After the re_match fix in glibc-2.2.93, i've tested syntax highlighting of UTF-8 files again (a .schemas file for example). As soon as the regex methods encounter a UTF-8 character, the highlighting is screwed up. Is there anything special that needs to be done to get this to work properly? I'll find out more when i have the time.
OK, i've written a small test app that shows my problem. It does a '"' re_match on somebody name, first in UTF-8 and then in ASCII. Now the problem seems to be that even though in UTF-8, the strings use the same number of characters on screen, strlen counts the UTF-8 string as one character longer. It seems this is the root of my syntax highlighting problems. testing utf8... blah "Gustavo Giraldez" blah asdf length = 35 match: 6 match: 24 testing ascii... blah "Gustavo Giraldez" blah asdf length = 34 match: 6 match: 23 Any ideas how to fix this?

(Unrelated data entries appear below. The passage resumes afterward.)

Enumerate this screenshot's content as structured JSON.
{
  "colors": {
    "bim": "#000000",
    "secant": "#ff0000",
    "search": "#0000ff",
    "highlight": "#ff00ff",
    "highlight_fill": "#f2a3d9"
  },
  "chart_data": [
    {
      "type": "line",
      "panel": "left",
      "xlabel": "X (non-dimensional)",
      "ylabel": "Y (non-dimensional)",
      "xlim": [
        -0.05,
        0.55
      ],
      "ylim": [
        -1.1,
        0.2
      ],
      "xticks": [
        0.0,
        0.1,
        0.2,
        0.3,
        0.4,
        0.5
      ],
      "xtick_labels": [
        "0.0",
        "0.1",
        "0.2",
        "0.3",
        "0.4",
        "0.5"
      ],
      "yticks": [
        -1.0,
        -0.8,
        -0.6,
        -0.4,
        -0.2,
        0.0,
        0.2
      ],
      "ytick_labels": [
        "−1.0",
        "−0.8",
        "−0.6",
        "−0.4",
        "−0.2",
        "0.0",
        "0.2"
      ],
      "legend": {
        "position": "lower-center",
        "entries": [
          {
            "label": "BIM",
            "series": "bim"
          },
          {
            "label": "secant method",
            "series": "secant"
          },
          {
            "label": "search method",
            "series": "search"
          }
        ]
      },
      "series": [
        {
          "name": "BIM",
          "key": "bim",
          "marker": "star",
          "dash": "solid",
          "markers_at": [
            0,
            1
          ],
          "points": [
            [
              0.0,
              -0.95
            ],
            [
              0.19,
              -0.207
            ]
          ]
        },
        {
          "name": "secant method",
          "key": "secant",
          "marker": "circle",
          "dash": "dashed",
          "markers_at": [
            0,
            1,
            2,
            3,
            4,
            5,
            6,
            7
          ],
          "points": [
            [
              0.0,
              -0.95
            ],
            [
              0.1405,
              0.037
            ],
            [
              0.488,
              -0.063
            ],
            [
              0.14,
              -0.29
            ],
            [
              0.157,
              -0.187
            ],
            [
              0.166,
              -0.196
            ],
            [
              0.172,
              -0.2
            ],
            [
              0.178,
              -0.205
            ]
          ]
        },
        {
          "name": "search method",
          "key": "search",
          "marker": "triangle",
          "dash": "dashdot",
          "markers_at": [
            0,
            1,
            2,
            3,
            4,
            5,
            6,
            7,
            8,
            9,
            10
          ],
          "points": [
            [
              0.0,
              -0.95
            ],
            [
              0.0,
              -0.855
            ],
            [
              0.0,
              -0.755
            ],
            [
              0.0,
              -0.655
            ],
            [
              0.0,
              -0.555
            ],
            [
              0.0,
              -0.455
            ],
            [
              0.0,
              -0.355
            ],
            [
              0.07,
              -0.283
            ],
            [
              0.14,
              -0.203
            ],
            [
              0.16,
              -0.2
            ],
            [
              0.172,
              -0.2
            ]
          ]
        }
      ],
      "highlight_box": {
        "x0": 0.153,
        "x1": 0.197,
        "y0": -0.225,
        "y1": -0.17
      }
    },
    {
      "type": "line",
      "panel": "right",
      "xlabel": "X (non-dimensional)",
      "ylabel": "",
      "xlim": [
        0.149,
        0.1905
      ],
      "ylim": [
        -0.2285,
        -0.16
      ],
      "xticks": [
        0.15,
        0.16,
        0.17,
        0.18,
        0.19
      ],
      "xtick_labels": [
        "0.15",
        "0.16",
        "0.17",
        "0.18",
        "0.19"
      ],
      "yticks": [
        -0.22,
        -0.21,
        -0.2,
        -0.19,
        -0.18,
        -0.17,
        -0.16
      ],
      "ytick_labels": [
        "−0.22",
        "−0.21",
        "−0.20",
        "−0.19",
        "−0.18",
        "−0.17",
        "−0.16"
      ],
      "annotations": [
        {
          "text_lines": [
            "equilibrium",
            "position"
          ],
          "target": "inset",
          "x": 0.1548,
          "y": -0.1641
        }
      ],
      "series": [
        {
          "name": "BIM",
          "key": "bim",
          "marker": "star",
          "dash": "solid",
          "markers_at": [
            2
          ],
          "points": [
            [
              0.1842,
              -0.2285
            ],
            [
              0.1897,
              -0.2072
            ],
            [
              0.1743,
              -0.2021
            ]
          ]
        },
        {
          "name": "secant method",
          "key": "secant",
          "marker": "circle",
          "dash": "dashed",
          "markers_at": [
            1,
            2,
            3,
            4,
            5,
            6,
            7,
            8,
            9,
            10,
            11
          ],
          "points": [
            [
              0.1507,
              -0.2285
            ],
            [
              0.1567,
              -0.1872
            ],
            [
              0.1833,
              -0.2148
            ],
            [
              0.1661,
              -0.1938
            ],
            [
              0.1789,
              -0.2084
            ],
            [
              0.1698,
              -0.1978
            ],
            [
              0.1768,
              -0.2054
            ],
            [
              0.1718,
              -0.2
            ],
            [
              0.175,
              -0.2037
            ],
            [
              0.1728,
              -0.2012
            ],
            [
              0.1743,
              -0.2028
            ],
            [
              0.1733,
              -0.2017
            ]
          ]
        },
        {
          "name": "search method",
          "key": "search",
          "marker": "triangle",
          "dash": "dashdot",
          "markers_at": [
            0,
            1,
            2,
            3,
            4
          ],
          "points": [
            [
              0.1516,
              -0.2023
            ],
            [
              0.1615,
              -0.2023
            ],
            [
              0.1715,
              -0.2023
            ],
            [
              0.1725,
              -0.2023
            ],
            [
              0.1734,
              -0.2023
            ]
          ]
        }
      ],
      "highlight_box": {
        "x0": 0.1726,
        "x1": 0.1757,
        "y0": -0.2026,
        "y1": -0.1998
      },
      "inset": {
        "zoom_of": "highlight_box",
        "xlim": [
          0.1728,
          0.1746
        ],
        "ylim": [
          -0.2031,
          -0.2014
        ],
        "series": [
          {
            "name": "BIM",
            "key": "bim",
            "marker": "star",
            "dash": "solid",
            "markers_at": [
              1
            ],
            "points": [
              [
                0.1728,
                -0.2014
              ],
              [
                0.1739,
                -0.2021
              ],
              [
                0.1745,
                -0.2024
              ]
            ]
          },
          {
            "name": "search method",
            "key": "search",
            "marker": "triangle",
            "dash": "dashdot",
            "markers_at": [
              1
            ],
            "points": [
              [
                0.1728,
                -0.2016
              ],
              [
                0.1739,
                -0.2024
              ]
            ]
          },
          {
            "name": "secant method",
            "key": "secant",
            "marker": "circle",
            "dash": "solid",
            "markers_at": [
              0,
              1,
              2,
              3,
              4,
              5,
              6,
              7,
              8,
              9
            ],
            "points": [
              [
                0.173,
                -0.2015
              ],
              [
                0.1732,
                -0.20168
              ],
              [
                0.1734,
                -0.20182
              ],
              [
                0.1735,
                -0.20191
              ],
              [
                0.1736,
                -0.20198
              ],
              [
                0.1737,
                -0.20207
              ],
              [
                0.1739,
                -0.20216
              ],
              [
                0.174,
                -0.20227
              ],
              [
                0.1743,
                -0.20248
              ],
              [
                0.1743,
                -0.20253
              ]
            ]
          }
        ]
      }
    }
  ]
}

Created attachment 75484 [details] test code
Well, I don't find anything wrong with the testcase. If you want to handle UTF-8, you need to a) have current LC_CTYPE as UTF-8 locale (like setlocale(LC_CTYPE, "en_US.UTF-8") etc. - your testcase doesn't do this) - setlocale(LC_ALL, ""); works too b) at least if MB_CUR_MAX > 1, use the multibyte string routines instead of string ones, like mbrlen and other mb* routines) Regex in recent glibc handles multibyte character sets (such as UTF-8) well, e.g. if LC_CTYPE is set to some UTF-8 locale, then Gir.ldez regex will match the substring, although if LC_CTYPE was e.g. C, it would not (since in MB_CUR_MAX == 1 charsets it is 2 letters).
It's been a while since i looked at the bug in the highlighting code. I just tried setting the locale, but i don't know in which library the method setlocale is located, so ld complains about an undefined reference. Anyway, LANG is already set to en_US.UTF8 here on red hat 8.0. Shouldn't that be enough? My point is that re_search counts the UTF8 character (the 'a' in Giraldez) as 2 positions: re_search returns 24 as the position of the '"' instead of the correct 23. This is probably because the unicode character is 2 bytes. Is this the intended behavior? Shouldn't re_search count characters instead of bytes? Or is that part of the code non-UTF8?
I just committed a patch to gtksourceview that works around the bug in re_search where it returns the number of bytes matched instead of the number of characters. It uses g_utf8_strlen to check if the value returned by re_search needs adjusting. gtksourceview now highlights UTF8 text correctly. /* Work around a re_search bug where it returns the number of bytes * instead of the number of characters (unicode characters can be * more than 1 byte) it matched. See redhat bugzilla #73644. */ len = (gint)g_utf8_strlen (text, -1); pos += (pos - (gint)g_utf8_strlen (text, pos)); match->startpos = re_search (®ex->buf, text, len, pos, (forward ? len - pos : -pos), ®ex->reg); if (match->startpos > -1) { len = (gint)g_utf8_strlen (text, match->startpos); diff = match->startpos - len; match->startpos = len; match->endpos = regex->reg.end[0] - diff; }
re_search is no well-defined interface. It's some code emacs uses. If you want reliable results stick with the POSIX interfaces.